AVANT-PROPOS
Mesdames, Messieurs,
Créée en 1892, l'inspection du travail a vu son organisation bouleversée par plusieurs réformes d'ampleur depuis 2006. Son champ d'intervention, ses moyens de sanction, ses structures et son recrutement ont été profondément révisés au risque de générer une impression d'accumulation difficilement assimilable par les agents.
À ces réformes structurelles vient s'ajouter une révision régulière du code du travail depuis 2015 dans un contexte marqué par l'émergence de nouvelles formes d'activité : travail détaché, développement du statut d'autoentrepreneur, apparition des travailleurs de plateforme, etc.
L'initiative du présent contrôle budgétaire est à relier à la fin, en 2019, du plan de transformation des emplois, lancé en 2013 dans le cadre de la réforme « Ministère fort », qui vise à permettre à une majorité de contrôleurs du travail de devenir inspecteurs du travail.

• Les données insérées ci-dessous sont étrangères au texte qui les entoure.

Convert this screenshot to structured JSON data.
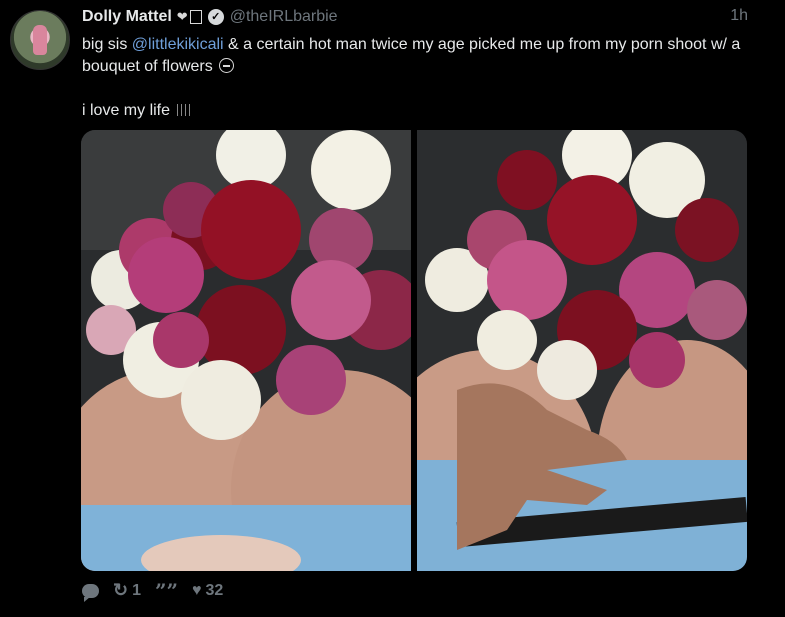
{
  "tweet": {
    "display_name": "Dolly Mattel",
    "heart_glyph": "❤",
    "handle": "@theIRLbarbie",
    "timestamp": "1h",
    "text_part1": "big sis ",
    "mention": "@littlekikicali",
    "text_part2": " & a certain hot man twice my age picked me up from my porn shoot w/ a bouquet of flowers ",
    "text_line2": "i love my life ",
    "verified": true
  },
  "actions": {
    "retweet_count": "1",
    "like_count": "32",
    "retweet_icon": "↻",
    "quote_icon": "””",
    "like_icon": "♥"
  },
  "icons": [
    "avatar",
    "heart-icon",
    "verified-icon",
    "reply-icon",
    "retweet-icon",
    "quote-icon",
    "like-icon"
  ],
  "colors": {
    "background": "#000000",
    "text": "#e7e9ea",
    "muted": "#6e767d",
    "link": "#6f9fd9"
  }
}
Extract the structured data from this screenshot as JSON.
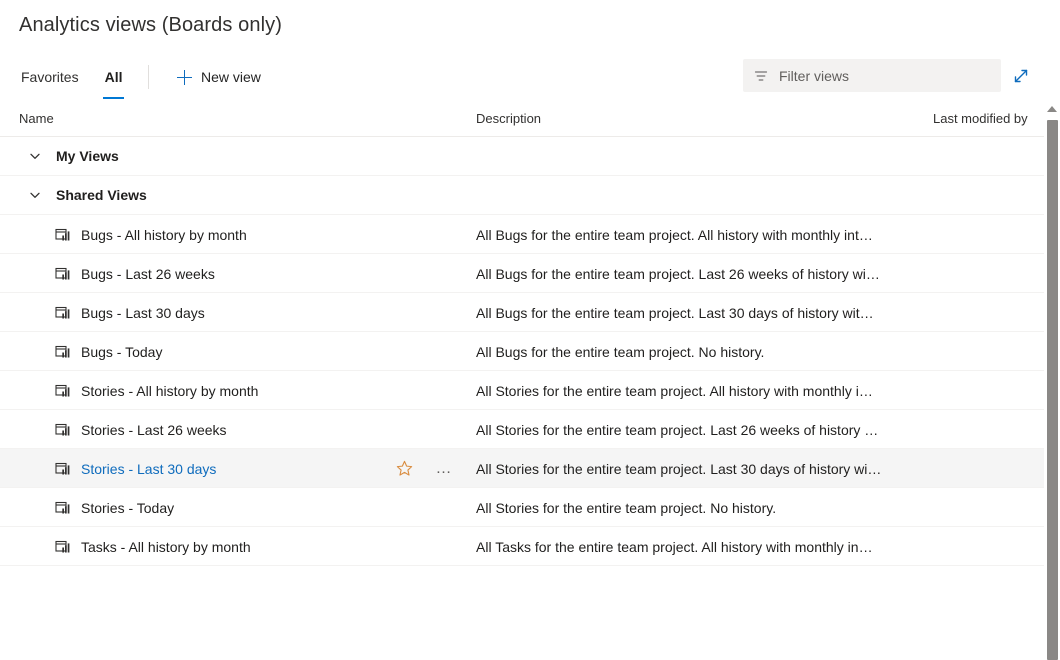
{
  "header": {
    "title": "Analytics views (Boards only)"
  },
  "commandbar": {
    "tabs": [
      {
        "label": "Favorites",
        "active": false
      },
      {
        "label": "All",
        "active": true
      }
    ],
    "new_view_label": "New view",
    "plus_icon": "plus-icon",
    "filter": {
      "placeholder": "Filter views",
      "value": "",
      "icon": "filter-icon"
    },
    "expand_icon": "expand-diagonal-icon",
    "accent_color": "#0078d4",
    "link_color": "#0f6cbd"
  },
  "table": {
    "columns": {
      "name": "Name",
      "description": "Description",
      "last_modified_by": "Last modified by"
    },
    "groups": [
      {
        "label": "My Views",
        "expanded": true,
        "chevron_icon": "chevron-down-icon",
        "rows": []
      },
      {
        "label": "Shared Views",
        "expanded": true,
        "chevron_icon": "chevron-down-icon",
        "rows": [
          {
            "icon": "analytics-view-icon",
            "name": "Bugs - All history by month",
            "description": "All Bugs for the entire team project. All history with monthly int…",
            "hovered": false
          },
          {
            "icon": "analytics-view-icon",
            "name": "Bugs - Last 26 weeks",
            "description": "All Bugs for the entire team project. Last 26 weeks of history wi…",
            "hovered": false
          },
          {
            "icon": "analytics-view-icon",
            "name": "Bugs - Last 30 days",
            "description": "All Bugs for the entire team project. Last 30 days of history wit…",
            "hovered": false
          },
          {
            "icon": "analytics-view-icon",
            "name": "Bugs - Today",
            "description": "All Bugs for the entire team project. No history.",
            "hovered": false
          },
          {
            "icon": "analytics-view-icon",
            "name": "Stories - All history by month",
            "description": "All Stories for the entire team project. All history with monthly i…",
            "hovered": false
          },
          {
            "icon": "analytics-view-icon",
            "name": "Stories - Last 26 weeks",
            "description": "All Stories for the entire team project. Last 26 weeks of history …",
            "hovered": false
          },
          {
            "icon": "analytics-view-icon",
            "name": "Stories - Last 30 days",
            "description": "All Stories for the entire team project. Last 30 days of history wi…",
            "hovered": true,
            "star_icon": "star-outline-icon",
            "star_color": "#d98c3f",
            "more_icon": "more-ellipsis-icon",
            "more_label": "…"
          },
          {
            "icon": "analytics-view-icon",
            "name": "Stories - Today",
            "description": "All Stories for the entire team project. No history.",
            "hovered": false
          },
          {
            "icon": "analytics-view-icon",
            "name": "Tasks - All history by month",
            "description": "All Tasks for the entire team project. All history with monthly in…",
            "hovered": false
          }
        ]
      }
    ]
  },
  "scrollbar": {
    "up_icon": "scroll-up-arrow-icon",
    "thumb": "scroll-thumb"
  }
}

Aux termes de leurs travaux, vos rapporteurs spéciaux ont pu constater que cette réforme comme celles lancées depuis 2006 restent difficiles à mettre en oeuvre. Les intentions louables de leurs promoteurs peinent à s'affranchir des réalités du terrain : vacances de postes, formation insuffisante des services de renseignements, faiblesse de la coopération avec le parquet, malaise social, crise des vocations chez les inspecteurs du travail et manque de fiabilité des outils statistiques.
Dans ce contexte, vos rapporteurs spéciaux formulent seize recommandations s'articulant autour de trois axes principaux :
- adapter l'organisation du service de l'inspection du travail afin, notamment, de tenir compte des disparités régionales ;
- développer une véritable gestion prévisionnelle des ressources humaines ;
- rendre efficientes les réformes menées depuis 2006 en mettant en oeuvre une véritable méthode de travail et en développant des outils statistiques adaptés.
I. LE SERVICE DE L'INSPECTION DU TRAVAIL : UNE COMPÉTENCE GÉNÉRALE ET UN CHAMP D'INTERVENTION RELATIVEMENT LARGE
A. UNE COMPÉTENCE GÉNÉRALE
Créée en 1892, l'inspection du travail dispose d'un pouvoir d'investigation a priori , lui permettant de vérifier la légalité de toute situation ou relation de travail, qu'il s'agisse de la régularité de l'emploi, de la licéité du contrat de travail, des conditions dans lesquelles il est accompli, de son organisation et de sa durée ou encore de la mise en oeuvre du dialogue social.
L'inspection du travail ne s'appuie pas uniquement sur le code du travail mais aussi sur le code de la santé publique, le code pénal, le code de la sécurité sociale, le code rural et, bien évidemment, sur les conventions collectives et les textes non codifiés.
Certaines décisions des entreprises sont, en outre, soumises à un régime d'autorisation préalable de l'inspection du travail :
- licenciement de salariés protégés en raison de leurs activités syndicales ou de leur statut de représentant du personnel ;
- dérogation aux travaux interdits aux mineurs dans le cadre de l'enseignement professionnel et de l'apprentissage ;
- rupture conventionnelle des contrats de travail à durée indéterminée.
Sa compétence est donc générale. Elle est cependant partagée dès lors qu'il s'agit de lutte contre le travail illégal et d'infractions pénales au sens large, pour laquelle les services de police et de gendarmerie sont également associés.
Ce mode de fonctionnement diffère de celui retenu dans d'autres Etats européens. En Belgique et au Royaume-Uni, les questions de salaire sont ainsi distinguées de celles de la santé et de la sécurité au travail ou du travail temporaire. Au sein de l'Union européenne, seule l'Espagne semble s'être dotée d'un mode de fonctionnement identique.